Funcionária da BRF operava em sala do ministério

Luiz Vassallo / Julia Affonso / Mateus Coutinho

20/03/2017

 

 

Áudio interceptado pela PF na Operação Carne Fraca mostra que denunciante diz a executivo da empresa que funcionária usou senha de servidor federal

 

 

Grampos da Polícia Federal da Operação Carne Fraca revelam que funcionários da BRF chegavam a acessar, dentro do Ministério da Agricultura, sistemas de emissão de certificados que atestam a qualidade de produtos. As investigações miram agentes de fiscalização das Superintendências de Minas e Goiás, vinculadas à pasta.

A decisão do juiz federal Marcos Josegrei da Silva, da 14.ª Vara Criminal Federal de Curitiba, base da Carne Fraca, que decretou prisões preventivas, temporárias, conduções coercitivas e buscas e apreensões contra os investigados, revela que o gerente de Relações Institucionais e Governamentais da Brasil Foods (BRF S/A), Roney Nogueira dos Santos, “influencia na escolha e substituição de fiscais para as unidades da empresa à liberação de unidades às vésperas de serem interditadas”.

A fim de exercer e manter influência sobre as fiscalizações, o executivo, segundo o juiz, “alcança dinheiro a servidores públicos, remunera diretamente fiscais contratados, presenteia com produtos da empresa, se dispõe a auxiliar no financiamento de campanha política e até é chamado a intervir em seleção de atleta em escolinha de futebol”.

As gravações da PF autorizadas pela Justiça dão conta de diálogos entre Roney Nogueira dos Santos, preso no sábado, e o fiscal do Ministério da Agricultura, Daniel Gouvêa Teixeira, denunciante do esquema, sobre a existência de fiscais da pasta que deixavam funcionários das empresas ocuparem suas mesas no órgão público, utilizando senhas de acesso para a emissão de documentos.

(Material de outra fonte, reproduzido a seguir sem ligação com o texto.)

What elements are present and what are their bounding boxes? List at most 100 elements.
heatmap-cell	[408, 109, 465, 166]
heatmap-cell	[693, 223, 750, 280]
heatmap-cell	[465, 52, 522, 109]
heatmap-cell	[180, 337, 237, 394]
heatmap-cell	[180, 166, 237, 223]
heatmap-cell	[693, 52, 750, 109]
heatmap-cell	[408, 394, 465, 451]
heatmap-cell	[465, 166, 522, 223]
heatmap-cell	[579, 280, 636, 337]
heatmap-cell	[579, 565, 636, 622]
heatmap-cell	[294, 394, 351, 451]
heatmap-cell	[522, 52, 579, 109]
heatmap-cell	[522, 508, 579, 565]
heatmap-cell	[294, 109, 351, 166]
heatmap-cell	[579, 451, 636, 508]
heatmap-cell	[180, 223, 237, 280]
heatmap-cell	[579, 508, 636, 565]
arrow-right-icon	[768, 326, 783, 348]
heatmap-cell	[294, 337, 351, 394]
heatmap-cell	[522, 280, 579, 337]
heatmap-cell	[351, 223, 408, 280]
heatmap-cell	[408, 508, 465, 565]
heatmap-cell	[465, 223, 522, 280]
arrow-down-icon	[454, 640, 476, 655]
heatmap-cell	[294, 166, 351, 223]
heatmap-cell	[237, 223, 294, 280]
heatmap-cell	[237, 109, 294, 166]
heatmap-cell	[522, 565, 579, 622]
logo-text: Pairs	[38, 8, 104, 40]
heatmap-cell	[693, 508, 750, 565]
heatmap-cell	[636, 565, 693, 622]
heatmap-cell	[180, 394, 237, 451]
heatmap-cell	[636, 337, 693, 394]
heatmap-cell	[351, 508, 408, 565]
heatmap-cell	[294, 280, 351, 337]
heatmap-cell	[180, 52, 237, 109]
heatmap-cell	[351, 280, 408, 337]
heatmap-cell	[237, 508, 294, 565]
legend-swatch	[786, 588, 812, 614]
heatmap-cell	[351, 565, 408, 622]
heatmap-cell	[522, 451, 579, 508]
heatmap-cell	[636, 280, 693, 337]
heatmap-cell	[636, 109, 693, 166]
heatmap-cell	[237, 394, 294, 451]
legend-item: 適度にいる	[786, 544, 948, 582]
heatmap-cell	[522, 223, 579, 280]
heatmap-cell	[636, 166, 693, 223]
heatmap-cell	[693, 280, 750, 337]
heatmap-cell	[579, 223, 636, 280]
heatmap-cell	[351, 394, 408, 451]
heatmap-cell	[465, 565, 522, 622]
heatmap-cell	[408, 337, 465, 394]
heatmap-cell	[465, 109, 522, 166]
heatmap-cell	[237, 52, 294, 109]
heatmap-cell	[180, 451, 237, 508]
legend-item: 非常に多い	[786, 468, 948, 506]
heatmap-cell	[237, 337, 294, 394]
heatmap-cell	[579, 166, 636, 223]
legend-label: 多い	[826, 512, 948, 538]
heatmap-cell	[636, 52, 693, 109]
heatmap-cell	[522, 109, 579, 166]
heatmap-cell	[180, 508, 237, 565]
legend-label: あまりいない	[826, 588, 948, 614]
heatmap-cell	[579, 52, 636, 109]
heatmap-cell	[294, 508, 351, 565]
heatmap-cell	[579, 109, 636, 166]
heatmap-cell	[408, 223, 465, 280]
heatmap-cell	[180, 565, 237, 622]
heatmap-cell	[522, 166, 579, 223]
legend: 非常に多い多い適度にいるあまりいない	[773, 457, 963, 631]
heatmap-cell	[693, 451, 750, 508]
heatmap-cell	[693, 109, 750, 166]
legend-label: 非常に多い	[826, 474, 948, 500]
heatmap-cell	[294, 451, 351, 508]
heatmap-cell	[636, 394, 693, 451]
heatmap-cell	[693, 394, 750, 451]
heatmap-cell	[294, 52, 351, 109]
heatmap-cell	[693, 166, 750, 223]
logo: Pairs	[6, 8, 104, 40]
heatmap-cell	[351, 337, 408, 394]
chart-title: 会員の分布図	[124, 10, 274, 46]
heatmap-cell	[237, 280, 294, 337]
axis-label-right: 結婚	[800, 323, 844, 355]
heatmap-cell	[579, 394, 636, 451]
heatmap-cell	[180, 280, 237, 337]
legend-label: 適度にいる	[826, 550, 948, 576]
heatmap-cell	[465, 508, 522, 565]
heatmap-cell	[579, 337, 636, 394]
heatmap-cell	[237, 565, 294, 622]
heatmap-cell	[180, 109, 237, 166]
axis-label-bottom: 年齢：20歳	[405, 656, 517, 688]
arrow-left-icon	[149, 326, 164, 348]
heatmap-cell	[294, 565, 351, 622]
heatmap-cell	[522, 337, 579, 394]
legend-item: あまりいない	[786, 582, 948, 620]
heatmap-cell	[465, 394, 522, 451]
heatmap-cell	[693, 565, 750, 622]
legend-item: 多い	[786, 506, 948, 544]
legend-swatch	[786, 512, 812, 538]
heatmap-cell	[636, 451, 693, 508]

Em um áudio interceptado, o denunciante diz ao executivo que uma funcionária ficou sozinha, em uma sala do Ministério, manipulando os documentos - a senha foi fornecida por um servidor.

 

O que diz a empresa. A BRF informou, por nota, que não compactua com práticas ilícitas e refuta categoricamente qualquer insinuação em contrário. Segundo a nota, a BRF não tolera qualquer desvio de seu manual da transparência e da legislação brasileira e dos países em que atua. Ainda de acordo com a empresa, Roney apresentou-se voluntariamente às autoridades brasileiras na manhã de sábado, vindo da África do Sul, onde estava a trabalho, para prestar todos os esclarecimentos necessários às autoridades.

 

DIÁLOGO

DANIEL TEIXEIRA: Não, não. Ela ficou numa sala lá sozinha fazendo. Entendeu?

RONEY: Ah tá.

DANIEL: Por que, ele foi atender outra empresa, “não, você vai fazendo ai”. Abriu o sistema e deixou ela trabalhando no sistema. Aí foi o que eu falei: não, não é assim. Nem acompanhando pode. Entendeu? O problema todo é o seguinte, ela tá acostumada a vir aqui, né, senta ali, faz as coisas no sistema logada como ele. Ele dá a senha dele pra ela trabalhar. Isso é que é f.... Até o nosso sistema. E aí aprova tudo, sai com tudo aqui aprovado. Isso é uma vergonha, isso. E aí ontem, como tinha mais gente: “não, não, vai fazer ali na outra sala”, aí tirou o estagiário do computador e botou ela pra sentar e trabalhar no computador do estagiário.

RONEY: Entendi.

DANIEL: Aí logou lá o sistema pra ela.

RONEY: É, daí é complicado né.

DANIEL : Pô, se imagina. Nem pode. (...)

DANIEL: Não, não precisa, não precisa se desculpar, não precisa de nada disso.

Ela fez, por que tá acostumada a fazer, por que dão liberdade dela fazer isso. Só que não pode. Entendeu? Aí chegou no cúmulo do ridículo de até logarem o sistema pra ela e deixar ela sozinha trabalhando numa sala. Por muito menos, nego já foi demitido...

 

DANIEL- O fiscal do Ministério da Agricultura Daniel Gouvêa Teixeira foi o denunciante do esquema

 

 

O Estado de São Paulo, n. 45079, 20/03/2017. Economia, p. B6.